Analyse der Schwingungsmuster: Die linke Abbildung zeigt in einer dreidimensionalen Darstellung die PE-Schwingung, die aus dem dazugehörigen Filmen extrahiert wurde. Es lässt sich das zeitabhängige Öffnen und Schließen des PE-Segmentes entlang der Zeitachse erkennen. Zur weiteren Analyse des Schwingungsmusters wird das Flächenintegral berechnet, das durch die weiße Kontur (siehe Film) aufgespannt wird (unten links). Das Spektrum der jeweiligen Fläche und das dazugehörige Spektrum des akustischen Signals ist in den rechten beiden Abbildungen gezeigt. In allen Datensätzen weisen die Flächenspektren eine starke Ähnlichkeit mit den Spektren der abgestrahlten akustischen Signale (der Ersatzstimme) auf. Dies belegt den engen Zusammenhang zwischen dem Schwingungsmuster des PE-Segments und der Qualität der Ersatzstimme und zeigt, dass die Hochgeschwindigkeitstechnik ein wertvolles Instrument zur Untersuchung der Ersatzstimme darstellt.

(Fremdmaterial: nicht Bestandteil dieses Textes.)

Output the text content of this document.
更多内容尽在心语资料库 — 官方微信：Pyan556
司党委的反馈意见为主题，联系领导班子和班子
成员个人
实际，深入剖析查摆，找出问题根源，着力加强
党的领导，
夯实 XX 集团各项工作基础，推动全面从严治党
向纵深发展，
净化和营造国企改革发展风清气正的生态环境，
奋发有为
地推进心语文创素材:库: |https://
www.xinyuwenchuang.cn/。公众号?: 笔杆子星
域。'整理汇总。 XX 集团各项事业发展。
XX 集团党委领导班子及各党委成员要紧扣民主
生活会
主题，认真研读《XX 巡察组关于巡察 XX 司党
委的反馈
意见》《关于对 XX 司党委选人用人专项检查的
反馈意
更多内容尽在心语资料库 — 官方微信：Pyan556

Zur Modellierung des PE Segmentes: Der Larynx kann in den wesentlichen Grundmechanismen der Lauterzeugung als Analogon für die Ersatzstimmgebung herangezogen werden. Der anatomische und physiologische Aufbau des Kehlkopfes weist jedoch im Allgemeinen eine weitaus höhere Symmetrie auf als das PE-Segment. Um den Prozess zur Ersatzstimmgebung zu untersuchen, wurde daher ein biomechanisches Modell der Stimmgebung entwickelt. Aufgrund der Ähnlichkeit zur laryngealen Stimmgebung beruht das Modell der Ersatzstimmgebung auf einem biomechanischen Modell von Stimmlippen.